Malgré un résultat net très inférieur aux prévisions des analystes sur les six premiers mois de l’année 2026, l’entreprise suisse s’appuie sur le redressement de ses ventes amorcé au printemps pour anticiper un second semestre nettement plus rentable.
Le groupe Swatch accuse le coup au terme du premier semestre 2026. L’horloger suisse a fait part d’un bénéfice net de 16 millions de francs suisses (environ 17 millions d’euros), concédant un repli de 5,8 % sur un an. Ce résultat s’inscrit très en deçà des estimations publiées par l’agence suisse AWP, dont le consensus d’analystes visait en moyenne un résultat net de 95 millions de francs.
En revanche, l’activité commerciale s’est révélée plus soutenue que prévu. Le chiffre d’affaires semestriel s’élève à 3,1 milliards de francs suisses (contre 3 milliards attendus), marquant une progression de 2 %. A devises constantes, la hausse des ventes atteint 8,5 %.
La production pèse sur la rentabilité
L’entreprise, à la tête de marques comme Omega, Longines ou Tissot et également fournisseur de pièces d’horlogerie (cadrans, aiguilles), explique le fléchissement de ses profits par la charge pesant sur son outil industriel.
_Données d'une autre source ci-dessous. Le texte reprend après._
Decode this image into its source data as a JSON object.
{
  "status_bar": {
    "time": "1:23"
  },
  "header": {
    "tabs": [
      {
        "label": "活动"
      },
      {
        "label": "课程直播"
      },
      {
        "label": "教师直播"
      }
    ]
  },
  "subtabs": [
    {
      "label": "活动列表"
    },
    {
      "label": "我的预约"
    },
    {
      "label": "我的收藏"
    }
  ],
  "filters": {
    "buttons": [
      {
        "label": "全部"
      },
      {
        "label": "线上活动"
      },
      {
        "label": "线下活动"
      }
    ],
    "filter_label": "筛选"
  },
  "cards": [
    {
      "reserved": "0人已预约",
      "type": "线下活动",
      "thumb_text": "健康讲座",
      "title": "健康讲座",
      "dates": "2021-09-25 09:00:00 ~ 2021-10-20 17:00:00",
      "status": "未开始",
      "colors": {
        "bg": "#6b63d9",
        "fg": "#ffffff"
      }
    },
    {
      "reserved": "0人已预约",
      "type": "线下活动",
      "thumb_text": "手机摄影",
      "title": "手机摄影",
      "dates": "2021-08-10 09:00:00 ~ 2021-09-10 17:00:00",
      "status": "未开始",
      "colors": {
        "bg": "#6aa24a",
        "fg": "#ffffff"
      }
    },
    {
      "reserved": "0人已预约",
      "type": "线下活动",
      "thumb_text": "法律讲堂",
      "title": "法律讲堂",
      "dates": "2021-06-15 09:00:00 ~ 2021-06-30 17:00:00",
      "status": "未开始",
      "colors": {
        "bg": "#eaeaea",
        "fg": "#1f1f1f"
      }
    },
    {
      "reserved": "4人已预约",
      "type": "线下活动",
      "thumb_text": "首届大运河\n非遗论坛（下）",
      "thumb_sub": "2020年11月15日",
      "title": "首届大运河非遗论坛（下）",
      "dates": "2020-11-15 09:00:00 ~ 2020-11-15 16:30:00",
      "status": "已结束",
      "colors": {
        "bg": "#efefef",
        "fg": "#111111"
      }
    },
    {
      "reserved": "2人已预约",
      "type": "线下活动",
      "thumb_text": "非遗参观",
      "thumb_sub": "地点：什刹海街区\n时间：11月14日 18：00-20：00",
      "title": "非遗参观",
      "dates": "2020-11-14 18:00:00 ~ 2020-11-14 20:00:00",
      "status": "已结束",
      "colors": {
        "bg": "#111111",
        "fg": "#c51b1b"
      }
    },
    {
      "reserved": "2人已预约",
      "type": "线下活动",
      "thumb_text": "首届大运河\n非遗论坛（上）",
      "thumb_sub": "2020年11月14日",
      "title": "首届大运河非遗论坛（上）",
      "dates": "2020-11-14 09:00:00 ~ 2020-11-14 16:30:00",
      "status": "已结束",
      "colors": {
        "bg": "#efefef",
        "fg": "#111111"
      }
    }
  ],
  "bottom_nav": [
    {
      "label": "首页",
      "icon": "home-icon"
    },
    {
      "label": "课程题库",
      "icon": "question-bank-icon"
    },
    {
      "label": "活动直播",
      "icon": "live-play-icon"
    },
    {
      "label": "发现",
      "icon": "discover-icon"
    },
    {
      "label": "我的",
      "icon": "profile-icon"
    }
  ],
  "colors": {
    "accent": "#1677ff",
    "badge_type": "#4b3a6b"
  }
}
Elle souligne toutefois la vigueur des ventes au détail, qui touche l’ensemble des gammes de prix.
Sur le plan géographique, les performances sont portées par les États-Unis, où l’activité montres et joaillerie bondit de 27 %. Sur la zone Chine, Hong-Kong et Macao, la croissance atteint 9 % au sein du réseau de boutiques en propre, bien que les commandes venant des détaillants indépendants soient restées discrètes.
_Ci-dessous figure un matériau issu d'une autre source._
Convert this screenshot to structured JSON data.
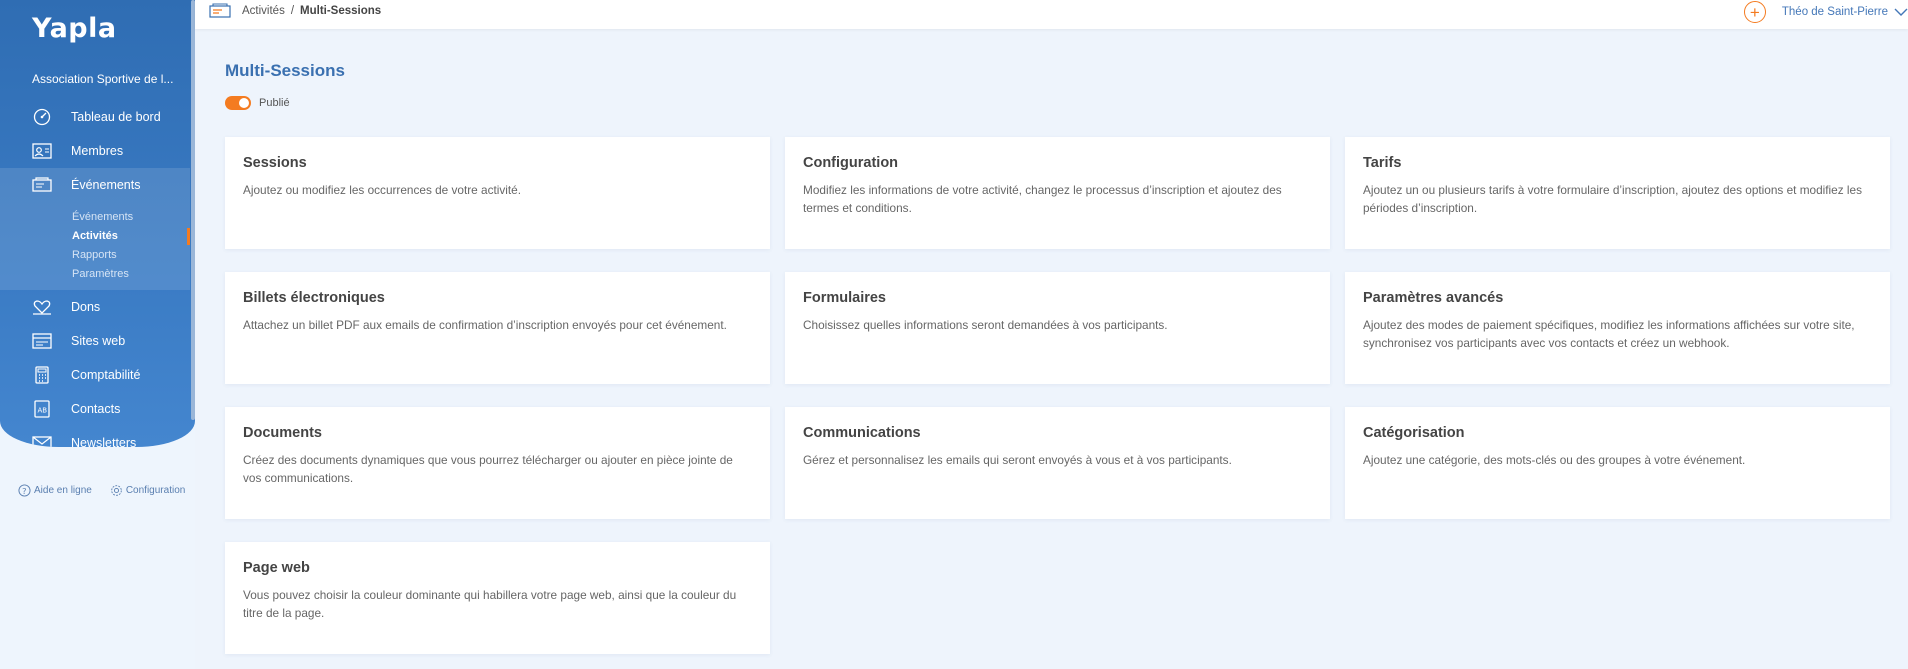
{
  "sidebar": {
    "logo": "Yapla",
    "org_name": "Association Sportive de l...",
    "items": [
      {
        "label": "Tableau de bord",
        "icon": "dashboard-icon"
      },
      {
        "label": "Membres",
        "icon": "members-icon"
      },
      {
        "label": "Événements",
        "icon": "events-icon"
      },
      {
        "label": "Dons",
        "icon": "donations-icon"
      },
      {
        "label": "Sites web",
        "icon": "website-icon"
      },
      {
        "label": "Comptabilité",
        "icon": "accounting-icon"
      },
      {
        "label": "Contacts",
        "icon": "contacts-icon"
      },
      {
        "label": "Newsletters",
        "icon": "newsletter-icon"
      }
    ],
    "subitems": [
      {
        "label": "Événements"
      },
      {
        "label": "Activités"
      },
      {
        "label": "Rapports"
      },
      {
        "label": "Paramètres"
      }
    ],
    "footer": {
      "help": "Aide en ligne",
      "config": "Configuration"
    }
  },
  "topbar": {
    "breadcrumb_parent": "Activités",
    "breadcrumb_sep": "/",
    "breadcrumb_current": "Multi-Sessions",
    "user_name": "Théo de Saint-Pierre",
    "plus": "+"
  },
  "main": {
    "title": "Multi-Sessions",
    "status": "Publié",
    "cards": [
      {
        "title": "Sessions",
        "desc": "Ajoutez ou modifiez les occurrences de votre activité."
      },
      {
        "title": "Configuration",
        "desc": "Modifiez les informations de votre activité, changez le processus d’inscription et ajoutez des termes et conditions."
      },
      {
        "title": "Tarifs",
        "desc": "Ajoutez un ou plusieurs tarifs à votre formulaire d’inscription, ajoutez des options et modifiez les périodes d’inscription."
      },
      {
        "title": "Billets électroniques",
        "desc": "Attachez un billet PDF aux emails de confirmation d’inscription envoyés pour cet événement."
      },
      {
        "title": "Formulaires",
        "desc": "Choisissez quelles informations seront demandées à vos participants."
      },
      {
        "title": "Paramètres avancés",
        "desc": "Ajoutez des modes de paiement spécifiques, modifiez les informations affichées sur votre site, synchronisez vos participants avec vos contacts et créez un webhook."
      },
      {
        "title": "Documents",
        "desc": "Créez des documents dynamiques que vous pourrez télécharger ou ajouter en pièce jointe de vos communications."
      },
      {
        "title": "Communications",
        "desc": "Gérez et personnalisez les emails qui seront envoyés à vous et à vos participants."
      },
      {
        "title": "Catégorisation",
        "desc": "Ajoutez une catégorie, des mots-clés ou des groupes à votre événement."
      },
      {
        "title": "Page web",
        "desc": "Vous pouvez choisir la couleur dominante qui habillera votre page web, ainsi que la couleur du titre de la page."
      }
    ]
  },
  "colors": {
    "accent": "#f47b20",
    "sidebar": "#3a7bc4",
    "title": "#3a70b0"
  }
}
Un élan commercial entretenu par les lancements
Le groupe a notamment bénéficié de l’engouement suscité en mai par la Royal Pop, un modèle né d’un partenariat entre Swatch et Audemars Piguet. Le lancement a généré d’importants rassemblements devant une vingtaine de points de vente, nécessitant par endroits l’intervention des forces de l’ordre pour réguler la foule.
S’appuyant sur l’accélération constatée depuis mai et confirmée en juillet, la direction estime que la hausse des volumes va permettre d’optimiser l’utilisation des usines et d’assurer un redressement sensible des marges lors de la seconde moitié de l’année.